Le principal frein reste la fragmentation réglementaire, linguistique et juridique du marché européen. Contrairement aux États-Unis, où le droit du Delaware et un marché des capitaux unique créent des économies d’échelle, l’Europe doit encore harmoniser ses régulations (MiFID, SFDR, PRIIP) pour fluidifier l’accès des entreprises au crédit privé. M&G insiste néanmoins sur l’opportunité de long terme qu’offre ce marché « sous-développé », notamment dans des secteurs en croissance comme les infrastructures vertes, la technologie appliquée à l’industrie et les services de transition énergétique.
D’après la société d’analyse PitchBook, les levées de fonds en capital-investissement en Europe ont atteint environ 175 milliards d’euros en 2024, un volume soutenu malgré un contexte de resserrement monétaire. Cela traduit l’émergence d’un écosystème plus mature, notamment dans des centres financiers comme Paris, Amsterdam ou Milan. Cette tendance est confirmée par la demande croissante observée sur le terrain. « Depuis quelques trimestres, les banques privées et family offices européens augmentent leur exposition aux classes d’actifs européennes, y compris sur les segments alternatifs », précise Emmanuel Deblanc.
Repositionnement stratégique
Dans ce contexte, les allocataires d’actifs doivent arbitrer entre la souplesse du marché américain – mais avec un risque accru lié à la transparence et à la liquidité des actifs privés – et la stabilité institutionnelle du marché européen, encore embryonnaire, mais potentiellement plus résilient.
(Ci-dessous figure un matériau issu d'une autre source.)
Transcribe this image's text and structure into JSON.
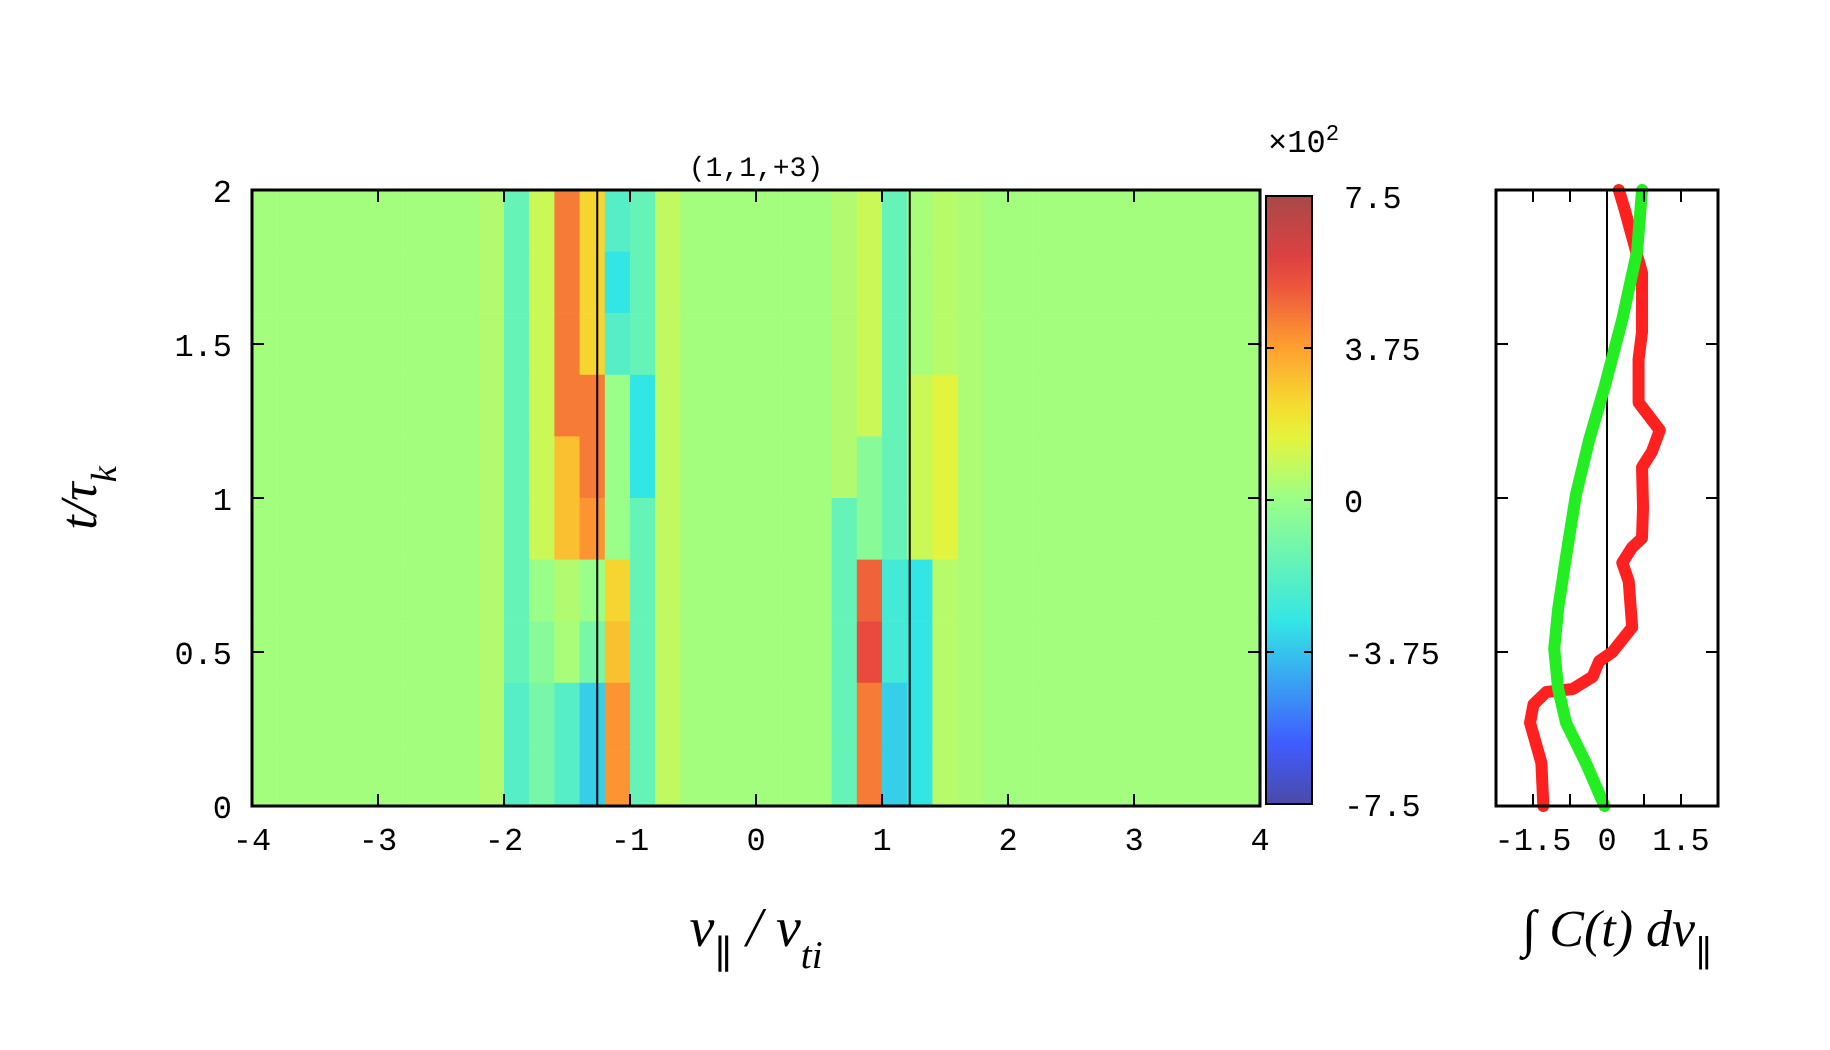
{
  "chart_data": [
    {
      "type": "heatmap",
      "title": "(1,1,+3)",
      "xlabel": "v$_{∥}$ / v$_{ti}$",
      "ylabel": "t/τ$_{k}$",
      "clabel": "×10$^{2}$",
      "x": [
        -3.9,
        -3.7,
        -3.5,
        -3.3,
        -3.1,
        -2.9,
        -2.7,
        -2.5,
        -2.3,
        -2.1,
        -1.9,
        -1.7,
        -1.5,
        -1.3,
        -1.1,
        -0.9,
        -0.7,
        -0.5,
        -0.3,
        -0.1,
        0.1,
        0.3,
        0.5,
        0.7,
        0.9,
        1.1,
        1.3,
        1.5,
        1.7,
        1.9,
        2.1,
        2.3,
        2.5,
        2.7,
        2.9,
        3.1,
        3.3,
        3.5,
        3.7,
        3.9
      ],
      "xlim": [
        -4,
        4
      ],
      "xticks": [
        -4,
        -3,
        -2,
        -1,
        0,
        1,
        2,
        3,
        4
      ],
      "ylim": [
        0,
        2
      ],
      "yticks": [
        0,
        0.5,
        1,
        1.5,
        2
      ],
      "clim": [
        -7.5,
        7.5
      ],
      "cticks": [
        7.5,
        3.75,
        0,
        -3.75,
        -7.5
      ],
      "ref_lines": [
        {
          "axis": "x",
          "value": -1.26,
          "color": "#000000"
        },
        {
          "axis": "x",
          "value": 1.22,
          "color": "#000000"
        }
      ],
      "cells": [
        [
          0.2,
          0.2,
          0.2,
          0.2,
          0.2,
          0.2,
          0.2,
          0.2,
          0.2,
          0.5,
          -1.5,
          1,
          4.5,
          2.5,
          -2,
          -1.5,
          0.8,
          0.2,
          0.2,
          0.2,
          0.2,
          0.2,
          0.2,
          0.5,
          1,
          -1.5,
          0.3,
          0.6,
          0.4,
          0.2,
          0.2,
          0.2,
          0.2,
          0.2,
          0.2,
          0.2,
          0.2,
          0.2,
          0.2,
          0.2
        ],
        [
          0.2,
          0.2,
          0.2,
          0.2,
          0.2,
          0.2,
          0.2,
          0.2,
          0.2,
          0.5,
          -1.5,
          1,
          4.5,
          2.5,
          -3,
          -1.5,
          0.8,
          0.2,
          0.2,
          0.2,
          0.2,
          0.2,
          0.2,
          0.5,
          1,
          -1.5,
          0.3,
          0.6,
          0.4,
          0.2,
          0.2,
          0.2,
          0.2,
          0.2,
          0.2,
          0.2,
          0.2,
          0.2,
          0.2,
          0.2
        ],
        [
          0.2,
          0.2,
          0.2,
          0.2,
          0.2,
          0.2,
          0.2,
          0.2,
          0.2,
          0.5,
          -1.5,
          1,
          4.5,
          2.5,
          -2,
          -1.5,
          0.8,
          0.2,
          0.2,
          0.2,
          0.2,
          0.2,
          0.2,
          0.5,
          1,
          -1.5,
          0.3,
          0.6,
          0.4,
          0.2,
          0.2,
          0.2,
          0.2,
          0.2,
          0.2,
          0.2,
          0.2,
          0.2,
          0.2,
          0.2
        ],
        [
          0.2,
          0.2,
          0.2,
          0.2,
          0.2,
          0.2,
          0.2,
          0.2,
          0.2,
          0.5,
          -1.5,
          1,
          4.5,
          4.5,
          0,
          -3,
          0.8,
          0.2,
          0.2,
          0.2,
          0.2,
          0.2,
          0.2,
          0.5,
          1,
          -1.5,
          1,
          1.5,
          0.4,
          0.2,
          0.2,
          0.2,
          0.2,
          0.2,
          0.2,
          0.2,
          0.2,
          0.2,
          0.2,
          0.2
        ],
        [
          0.2,
          0.2,
          0.2,
          0.2,
          0.2,
          0.2,
          0.2,
          0.2,
          0.2,
          0.5,
          -1.5,
          1,
          3,
          4.5,
          0,
          -3,
          0.8,
          0.2,
          0.2,
          0.2,
          0.2,
          0.2,
          0.2,
          0.5,
          -0.5,
          -1.5,
          1,
          1.5,
          0.4,
          0.2,
          0.2,
          0.2,
          0.2,
          0.2,
          0.2,
          0.2,
          0.2,
          0.2,
          0.2,
          0.2
        ],
        [
          0.2,
          0.2,
          0.2,
          0.2,
          0.2,
          0.2,
          0.2,
          0.2,
          0.2,
          0.5,
          -1.5,
          1,
          3,
          4,
          0,
          -1.5,
          0.8,
          0.2,
          0.2,
          0.2,
          0.2,
          0.2,
          0.2,
          -1.5,
          -0.5,
          -1.5,
          1,
          1.5,
          0.4,
          0.2,
          0.2,
          0.2,
          0.2,
          0.2,
          0.2,
          0.2,
          0.2,
          0.2,
          0.2,
          0.2
        ],
        [
          0.2,
          0.2,
          0.2,
          0.2,
          0.2,
          0.2,
          0.2,
          0.2,
          0.2,
          0.5,
          -1.5,
          0,
          0.5,
          0,
          2.5,
          -1.5,
          0.8,
          0.2,
          0.2,
          0.2,
          0.2,
          0.2,
          0.2,
          -1.5,
          5,
          -2.5,
          -3,
          0.6,
          0.4,
          0.2,
          0.2,
          0.2,
          0.2,
          0.2,
          0.2,
          0.2,
          0.2,
          0.2,
          0.2,
          0.2
        ],
        [
          0.2,
          0.2,
          0.2,
          0.2,
          0.2,
          0.2,
          0.2,
          0.2,
          0.2,
          0.5,
          -1.5,
          -0.5,
          0.3,
          -1,
          3,
          -1.5,
          0.8,
          0.2,
          0.2,
          0.2,
          0.2,
          0.2,
          0.2,
          -1.5,
          5.5,
          -2.5,
          -3,
          0.6,
          0.4,
          0.2,
          0.2,
          0.2,
          0.2,
          0.2,
          0.2,
          0.2,
          0.2,
          0.2,
          0.2,
          0.2
        ],
        [
          0.2,
          0.2,
          0.2,
          0.2,
          0.2,
          0.2,
          0.2,
          0.2,
          0.2,
          0.5,
          -2,
          -1,
          -2,
          -3.5,
          4,
          -1.5,
          0.8,
          0.2,
          0.2,
          0.2,
          0.2,
          0.2,
          0.2,
          -1.5,
          4.5,
          -3.5,
          -3,
          0.6,
          0.4,
          0.2,
          0.2,
          0.2,
          0.2,
          0.2,
          0.2,
          0.2,
          0.2,
          0.2,
          0.2,
          0.2
        ],
        [
          0.2,
          0.2,
          0.2,
          0.2,
          0.2,
          0.2,
          0.2,
          0.2,
          0.2,
          0.5,
          -2,
          -1,
          -2,
          -3.5,
          4,
          -1.5,
          0.8,
          0.2,
          0.2,
          0.2,
          0.2,
          0.2,
          0.2,
          -1.5,
          4.5,
          -3.5,
          -3,
          0.6,
          0.4,
          0.2,
          0.2,
          0.2,
          0.2,
          0.2,
          0.2,
          0.2,
          0.2,
          0.2,
          0.2,
          0.2
        ]
      ]
    },
    {
      "type": "line",
      "xlabel": "∫ C(t) dv$_{∥}$",
      "xlim": [
        -2.25,
        2.25
      ],
      "xticks": [
        -1.5,
        {
          "value": -0.75,
          "label": null
        },
        0,
        {
          "value": 0.75,
          "label": null
        },
        1.5
      ],
      "ylim": [
        0,
        2
      ],
      "yticks": [
        {
          "value": 0,
          "label": null
        },
        {
          "value": 0.5,
          "label": null
        },
        {
          "value": 1,
          "label": null
        },
        {
          "value": 1.5,
          "label": null
        },
        {
          "value": 2,
          "label": null
        }
      ],
      "tick_labels": "x",
      "ref_lines": [
        {
          "axis": "x",
          "value": 0,
          "color": "#000000"
        }
      ],
      "series": [
        {
          "color": "#ff2020",
          "x": [
            -1.29,
            -1.33,
            -1.56,
            -1.49,
            -1.23,
            -0.69,
            -0.29,
            -0.16,
            0.11,
            0.51,
            0.44,
            0.31,
            0.51,
            0.71,
            0.73,
            0.71,
            0.91,
            1.07,
            0.64,
            0.64,
            0.71,
            0.71,
            0.37,
            0.24
          ],
          "values": [
            0,
            0.14,
            0.27,
            0.33,
            0.37,
            0.38,
            0.42,
            0.47,
            0.5,
            0.58,
            0.73,
            0.79,
            0.84,
            0.87,
            0.97,
            1.1,
            1.15,
            1.22,
            1.31,
            1.45,
            1.54,
            1.73,
            1.93,
            2
          ]
        },
        {
          "color": "#22ee22",
          "x": [
            -0.05,
            -0.43,
            -0.83,
            -0.99,
            -1.07,
            -0.99,
            -0.83,
            -0.63,
            -0.36,
            -0.05,
            0.31,
            0.61,
            0.71
          ],
          "values": [
            0,
            0.14,
            0.27,
            0.38,
            0.51,
            0.64,
            0.81,
            1.01,
            1.19,
            1.36,
            1.58,
            1.8,
            2
          ]
        }
      ]
    }
  ]
}
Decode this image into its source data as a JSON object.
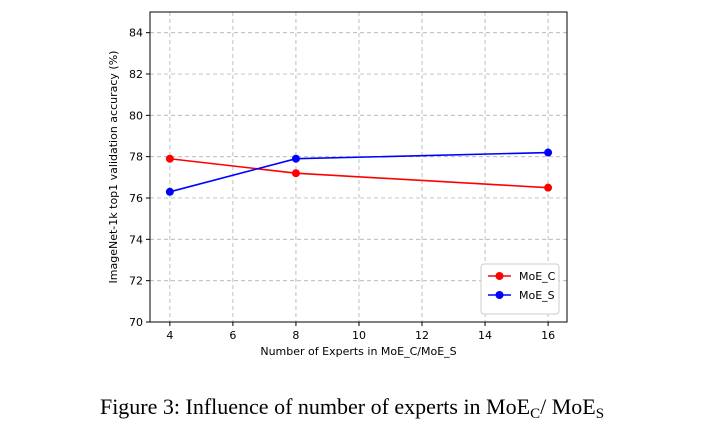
{
  "chart_data": {
    "type": "line",
    "x": [
      4,
      8,
      16
    ],
    "series": [
      {
        "name": "MoE_C",
        "color": "#ff0000",
        "values": [
          77.9,
          77.2,
          76.5
        ]
      },
      {
        "name": "MoE_S",
        "color": "#0000ff",
        "values": [
          76.3,
          77.9,
          78.2
        ]
      }
    ],
    "x_label": "Number of Experts in MoE_C/MoE_S",
    "y_label": "ImageNet-1k top1 validation accuracy (%)",
    "xlim": [
      3.37,
      16.6
    ],
    "xticks": [
      4,
      6,
      8,
      10,
      12,
      14,
      16
    ],
    "ylim": [
      70,
      85
    ],
    "yticks": [
      70,
      72,
      74,
      76,
      78,
      80,
      82,
      84
    ],
    "grid": true,
    "legend": "lower right"
  },
  "caption": {
    "parts": [
      "Figure 3: Influence of number of experts in MoE",
      "C",
      "/ MoE",
      "S"
    ]
  }
}
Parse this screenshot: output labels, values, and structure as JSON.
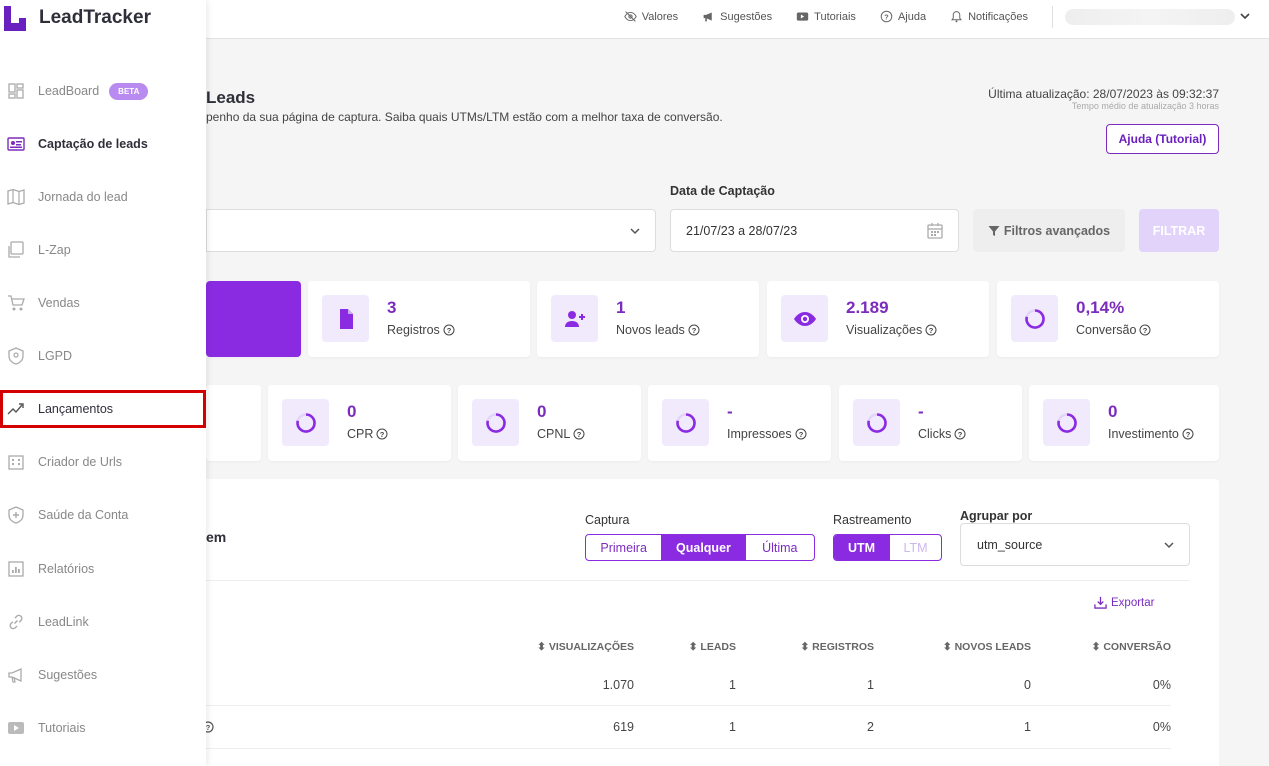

Fabiana Fedeli, CIO Actions chez M&G, rappelle que sur les marchés privés, le biais historique des investisseurs vers les actions américaines est de plus en plus remis en question : « Les valorisations américaines sont élevées, avec un ratio cours/bénéfices moyen supérieur à 19, tandis que l’Europe reste autour de 13,5. Cette décote historique devient difficile à justifier, surtout en période de ralentissement macroéconomique. » Elle précise également que de nombreuses entreprises européennes adoptent massivement l’IA, notamment dans la chaîne de valeur industrielle, ce qui crée un terreau fertile pour les investisseurs alternatifs à la recherche de deal flow qualifié.
Enfin, le facteur politique pèse lourd dans la balance. La dégringolade de la note de crédit des États-Unis en 2024 (AA+ selon Fitch), les tensions commerciales et l’approche isolationniste croissante de Washington ont brouillé les cartes. « Nous sommes entrés dans une ère où les décisions politiques ne sont plus guidées par des considérations économiques rationnelles. Cela perturbe les équilibres d’investissement mondiaux », résume Andrew Chorlton. Emmanuel Deblanc va même plus loin : « La certitude de la stabilité américaine a disparu. Nous sommes dans un monde post-PG. », une allusion ironique à la notation de films (parental guidance) pour décrire le flou dans lequel naviguent aujourd’hui les investisseurs.